The Weirdest Bugs I've Encountered in ML

December 12, 2025

Subscribe to the Effie Labs Newsletter

Debugging machine learning code is different from debugging regular code. In regular code, bugs are usually obvious: wrong output, crashes, infinite loops. In ML, bugs are subtle. Your code runs fine, produces numbers, but those numbers are wrong in ways that take hours to notice.

Here are some of the weirdest bugs I've encountered, and what I learned from them.

The NaN that wasn't a NaN

I was training a neural network and getting NaN losses. Classic problem, right? Usually means a division by zero or exploding gradients. I added gradient clipping, checked for zeros, added epsilon values everywhere. Still NaN.

Turns out, one of my data files had the string "NaN" in it. Not an actual NaN value—the literal text "NaN". Pandas was reading it as a string, not converting it to a float NaN. So when I tried to do math on it, everything broke in weird ways.

The fix was simple: df.replace('NaN', np.nan). But finding it took me three days. The lesson: always check your raw data, not just the processed version.

The model that only worked on Tuesdays

I had a model that performed perfectly in development but failed in production. Not just worse—completely broken. After weeks of debugging, I realized: I was only testing on weekdays. The production system ran 24/7, including weekends.

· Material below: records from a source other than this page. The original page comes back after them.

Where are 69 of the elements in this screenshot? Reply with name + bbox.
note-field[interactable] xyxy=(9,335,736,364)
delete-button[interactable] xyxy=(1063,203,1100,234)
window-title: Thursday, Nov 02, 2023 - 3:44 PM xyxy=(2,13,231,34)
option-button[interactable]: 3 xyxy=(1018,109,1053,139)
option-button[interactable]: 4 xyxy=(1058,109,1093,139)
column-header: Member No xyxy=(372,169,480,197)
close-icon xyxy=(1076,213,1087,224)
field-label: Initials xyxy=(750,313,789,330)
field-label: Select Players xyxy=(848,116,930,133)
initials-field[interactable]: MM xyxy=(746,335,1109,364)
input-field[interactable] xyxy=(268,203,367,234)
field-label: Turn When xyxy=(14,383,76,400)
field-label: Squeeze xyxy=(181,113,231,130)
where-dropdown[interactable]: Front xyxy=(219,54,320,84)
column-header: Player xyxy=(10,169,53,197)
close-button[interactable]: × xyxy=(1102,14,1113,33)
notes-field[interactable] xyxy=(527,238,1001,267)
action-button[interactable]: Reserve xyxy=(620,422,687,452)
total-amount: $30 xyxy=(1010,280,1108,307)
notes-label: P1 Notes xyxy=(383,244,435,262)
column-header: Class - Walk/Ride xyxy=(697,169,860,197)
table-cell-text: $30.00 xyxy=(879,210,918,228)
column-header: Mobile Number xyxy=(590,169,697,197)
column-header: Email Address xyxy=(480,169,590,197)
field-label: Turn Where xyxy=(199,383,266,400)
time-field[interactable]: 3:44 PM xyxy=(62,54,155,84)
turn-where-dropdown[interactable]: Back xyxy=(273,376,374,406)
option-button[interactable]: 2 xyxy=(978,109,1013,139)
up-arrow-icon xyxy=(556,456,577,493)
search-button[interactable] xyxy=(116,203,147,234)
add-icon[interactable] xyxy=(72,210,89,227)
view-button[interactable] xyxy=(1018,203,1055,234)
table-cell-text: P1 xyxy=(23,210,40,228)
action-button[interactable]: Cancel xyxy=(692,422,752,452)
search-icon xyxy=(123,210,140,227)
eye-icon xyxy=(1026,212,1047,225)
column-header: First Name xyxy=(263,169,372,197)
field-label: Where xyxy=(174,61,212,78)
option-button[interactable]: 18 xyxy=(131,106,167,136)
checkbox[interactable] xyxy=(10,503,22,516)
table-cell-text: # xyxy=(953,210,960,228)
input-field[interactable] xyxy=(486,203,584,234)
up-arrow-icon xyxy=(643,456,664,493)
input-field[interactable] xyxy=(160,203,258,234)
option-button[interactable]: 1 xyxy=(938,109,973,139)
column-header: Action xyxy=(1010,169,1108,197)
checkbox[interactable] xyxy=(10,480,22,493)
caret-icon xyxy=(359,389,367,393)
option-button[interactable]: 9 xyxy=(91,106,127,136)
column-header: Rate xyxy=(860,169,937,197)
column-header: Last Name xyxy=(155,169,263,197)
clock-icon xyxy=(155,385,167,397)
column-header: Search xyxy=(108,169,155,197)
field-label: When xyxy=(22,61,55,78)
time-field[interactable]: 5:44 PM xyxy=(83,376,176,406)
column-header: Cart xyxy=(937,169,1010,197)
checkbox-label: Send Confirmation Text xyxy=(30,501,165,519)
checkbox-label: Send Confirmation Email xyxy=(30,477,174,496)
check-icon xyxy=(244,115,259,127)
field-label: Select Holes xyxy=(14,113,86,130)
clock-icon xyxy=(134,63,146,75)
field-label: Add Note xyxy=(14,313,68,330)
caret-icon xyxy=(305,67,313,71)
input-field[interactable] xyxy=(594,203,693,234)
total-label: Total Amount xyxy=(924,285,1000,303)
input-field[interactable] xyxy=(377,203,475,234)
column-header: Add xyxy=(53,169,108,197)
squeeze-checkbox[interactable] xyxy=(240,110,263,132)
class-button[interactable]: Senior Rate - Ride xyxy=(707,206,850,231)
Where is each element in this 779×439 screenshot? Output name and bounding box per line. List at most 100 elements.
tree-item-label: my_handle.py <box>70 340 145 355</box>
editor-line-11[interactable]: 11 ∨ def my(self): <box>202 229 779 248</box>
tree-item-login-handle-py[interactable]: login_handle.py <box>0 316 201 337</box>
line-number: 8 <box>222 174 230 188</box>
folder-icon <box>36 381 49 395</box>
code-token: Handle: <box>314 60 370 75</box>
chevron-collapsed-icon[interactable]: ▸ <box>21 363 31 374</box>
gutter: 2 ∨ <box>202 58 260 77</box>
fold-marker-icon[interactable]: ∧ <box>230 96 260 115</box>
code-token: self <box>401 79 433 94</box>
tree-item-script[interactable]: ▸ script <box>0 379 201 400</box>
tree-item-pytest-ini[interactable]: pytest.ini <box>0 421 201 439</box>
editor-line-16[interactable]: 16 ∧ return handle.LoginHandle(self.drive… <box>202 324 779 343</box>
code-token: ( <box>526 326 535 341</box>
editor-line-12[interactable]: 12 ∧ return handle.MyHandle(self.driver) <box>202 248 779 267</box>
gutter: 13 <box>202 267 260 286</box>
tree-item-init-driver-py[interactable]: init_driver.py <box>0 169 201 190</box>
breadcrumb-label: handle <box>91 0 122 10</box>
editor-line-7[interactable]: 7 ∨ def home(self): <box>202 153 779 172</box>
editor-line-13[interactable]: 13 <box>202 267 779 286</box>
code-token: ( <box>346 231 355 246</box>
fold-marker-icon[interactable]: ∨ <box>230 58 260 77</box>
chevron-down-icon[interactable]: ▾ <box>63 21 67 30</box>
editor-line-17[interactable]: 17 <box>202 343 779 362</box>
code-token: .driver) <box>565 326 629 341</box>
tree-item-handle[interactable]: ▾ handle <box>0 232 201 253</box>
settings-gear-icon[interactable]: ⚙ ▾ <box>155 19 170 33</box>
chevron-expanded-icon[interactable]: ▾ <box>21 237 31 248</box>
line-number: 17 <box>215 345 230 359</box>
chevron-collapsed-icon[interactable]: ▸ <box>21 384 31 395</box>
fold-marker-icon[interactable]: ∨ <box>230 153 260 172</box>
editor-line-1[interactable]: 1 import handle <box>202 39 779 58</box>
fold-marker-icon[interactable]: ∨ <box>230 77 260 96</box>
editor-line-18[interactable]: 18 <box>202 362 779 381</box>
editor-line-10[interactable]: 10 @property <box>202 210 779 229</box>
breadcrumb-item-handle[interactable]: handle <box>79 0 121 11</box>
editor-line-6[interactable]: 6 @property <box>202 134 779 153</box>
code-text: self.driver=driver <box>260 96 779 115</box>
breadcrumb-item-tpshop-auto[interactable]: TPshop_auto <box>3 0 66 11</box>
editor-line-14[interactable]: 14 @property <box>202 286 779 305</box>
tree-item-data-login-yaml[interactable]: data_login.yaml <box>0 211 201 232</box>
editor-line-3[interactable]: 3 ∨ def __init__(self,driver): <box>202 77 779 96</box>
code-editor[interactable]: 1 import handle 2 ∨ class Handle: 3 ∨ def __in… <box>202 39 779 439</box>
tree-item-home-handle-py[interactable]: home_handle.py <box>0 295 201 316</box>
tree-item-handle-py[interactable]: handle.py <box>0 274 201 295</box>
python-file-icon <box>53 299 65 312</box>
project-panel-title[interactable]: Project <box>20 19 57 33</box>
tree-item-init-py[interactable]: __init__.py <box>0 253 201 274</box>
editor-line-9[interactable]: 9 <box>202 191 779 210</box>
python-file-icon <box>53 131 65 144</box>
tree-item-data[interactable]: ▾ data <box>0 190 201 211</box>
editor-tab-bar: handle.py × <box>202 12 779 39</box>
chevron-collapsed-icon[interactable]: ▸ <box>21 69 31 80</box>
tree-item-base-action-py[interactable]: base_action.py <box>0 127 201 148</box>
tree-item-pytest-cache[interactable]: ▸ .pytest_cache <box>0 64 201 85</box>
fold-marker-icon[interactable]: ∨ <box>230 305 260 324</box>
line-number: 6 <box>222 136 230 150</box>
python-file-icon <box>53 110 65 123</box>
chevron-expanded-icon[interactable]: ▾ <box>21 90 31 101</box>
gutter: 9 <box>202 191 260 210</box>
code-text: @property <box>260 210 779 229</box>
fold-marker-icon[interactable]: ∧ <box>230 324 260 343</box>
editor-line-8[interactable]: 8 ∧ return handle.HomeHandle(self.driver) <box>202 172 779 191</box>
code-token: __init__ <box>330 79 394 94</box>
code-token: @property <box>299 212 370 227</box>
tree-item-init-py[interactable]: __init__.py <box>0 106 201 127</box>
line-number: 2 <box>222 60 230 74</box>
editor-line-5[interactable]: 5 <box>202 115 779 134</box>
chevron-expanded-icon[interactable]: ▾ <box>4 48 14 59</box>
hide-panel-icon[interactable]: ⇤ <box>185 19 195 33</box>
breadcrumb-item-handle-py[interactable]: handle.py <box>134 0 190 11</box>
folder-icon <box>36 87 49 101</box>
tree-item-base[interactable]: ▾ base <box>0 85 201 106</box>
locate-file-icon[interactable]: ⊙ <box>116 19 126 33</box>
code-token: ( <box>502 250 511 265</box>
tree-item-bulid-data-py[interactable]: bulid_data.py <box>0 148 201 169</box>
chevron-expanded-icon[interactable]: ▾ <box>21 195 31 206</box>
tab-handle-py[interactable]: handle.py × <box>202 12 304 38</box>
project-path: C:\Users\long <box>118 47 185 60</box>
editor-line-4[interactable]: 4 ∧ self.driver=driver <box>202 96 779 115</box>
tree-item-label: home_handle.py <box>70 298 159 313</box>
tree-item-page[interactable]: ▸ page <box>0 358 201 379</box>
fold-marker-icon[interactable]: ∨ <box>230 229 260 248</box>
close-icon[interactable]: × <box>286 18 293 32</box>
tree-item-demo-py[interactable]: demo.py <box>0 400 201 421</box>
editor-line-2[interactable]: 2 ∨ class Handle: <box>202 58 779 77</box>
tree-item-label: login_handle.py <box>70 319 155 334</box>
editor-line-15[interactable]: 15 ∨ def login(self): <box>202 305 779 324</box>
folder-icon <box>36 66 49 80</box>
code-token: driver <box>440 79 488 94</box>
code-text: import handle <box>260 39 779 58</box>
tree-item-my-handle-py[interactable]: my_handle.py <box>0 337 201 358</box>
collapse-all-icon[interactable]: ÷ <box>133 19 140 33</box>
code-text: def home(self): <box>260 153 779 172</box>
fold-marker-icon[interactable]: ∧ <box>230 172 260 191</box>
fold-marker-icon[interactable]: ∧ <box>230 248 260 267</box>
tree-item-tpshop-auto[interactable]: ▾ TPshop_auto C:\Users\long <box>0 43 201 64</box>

The issue? One of my features was "day of week" encoded as 0-6. But I had a bug where I was using Python's datetime.weekday(), which returns 0 for Monday, 6 for Sunday. My training data only had weekdays (0-4), so the model never learned what to do with Saturday (5) or Sunday (6).

The model wasn't wrong—it was doing exactly what I trained it to do. I just didn't train it on the right data. Always test with production-like data distributions.

The floating point precision trap

I was comparing model predictions to ground truth. Simple equality check, right? if pred == target. Except it never matched, even when the numbers looked identical.

Floating point precision strikes again. Two numbers that look the same (like 0.30000000000000004 and 0.3) aren't equal in Python. This is especially fun when you're doing operations that should be reversible but aren't due to precision loss.

The fix: use np.isclose() or check if the absolute difference is below a threshold. Never use == for floats. Never.

A universal truth

If your ML code works sometimes but not others, and you can't figure out why, it's probably a data issue. Or floating point precision. Or both.

The batch size bug

I was using batch normalization in a model. Training worked fine, but inference was broken. Predictions were way off. After digging into it, I realized: I was using different batch sizes for training and inference.

Batch normalization computes statistics (mean and variance) over the batch. During training, it uses the batch statistics. During inference, it should use running statistics computed during training. But if your inference batch size is 1 (common for single predictions), and your training batch size was 32, the statistics don't match.

The model was technically working correctly—it was just using different normalization than during training. The fix: make sure your model is in eval mode during inference, and use consistent batch sizes when possible.

The random seed that wasn't random

I set a random seed for reproducibility. Made sense. But then my model's performance was suspiciously consistent across different hyperparameters. Too consistent.

I had set the seed once at the top of my script, but I was also shuffling data and initializing weights in multiple places. Each operation consumed random numbers, so by the time I got to training, the "random" initialization was deterministic based on how many random numbers I'd already used.

The lesson: if you're using random seeds, set them right before each operation that needs randomness. Or better yet, use separate random number generators for different purposes.

The feature that disappeared

I had a model with 50 features. Added one more. Model performance dropped. Removed it. Performance came back. Added it again. Dropped again. What was going on?

The new feature had a different scale than the others. I was using standardization (mean 0, std 1), but I was computing the mean and std on the training set, then applying it to both training and test. When I added the new feature, its distribution in the test set was different, so the standardization was wrong.

The fix: always fit your scalers on training data only, then transform both training and test. And make sure you're not accidentally refitting on the full dataset.

Debugging tips that actually help (from someone who's been there)

After encountering all these bugs, here's what I've learned:

  • Check your data first: Print actual values, not just shapes. Look for weird strings, unexpected types, or distribution shifts.
  • Use assertions: Add checks like assert not np.isnan(x).any() everywhere. Fail fast.
  • Test edge cases: What happens with empty batches? Single examples? All zeros? Models break in weird ways on edge cases.
  • Reproduce the bug: If you can't reproduce it consistently, it's probably a data or randomness issue.
  • Simplify: Remove features, reduce model complexity, use smaller data. If the bug disappears, you know where to look.

ML bugs are sneaky. They hide in data preprocessing, random seeds, floating point math, and assumptions you didn't know you were making. The best defense is skepticism: if something seems too good (or too bad) to be true, it probably is.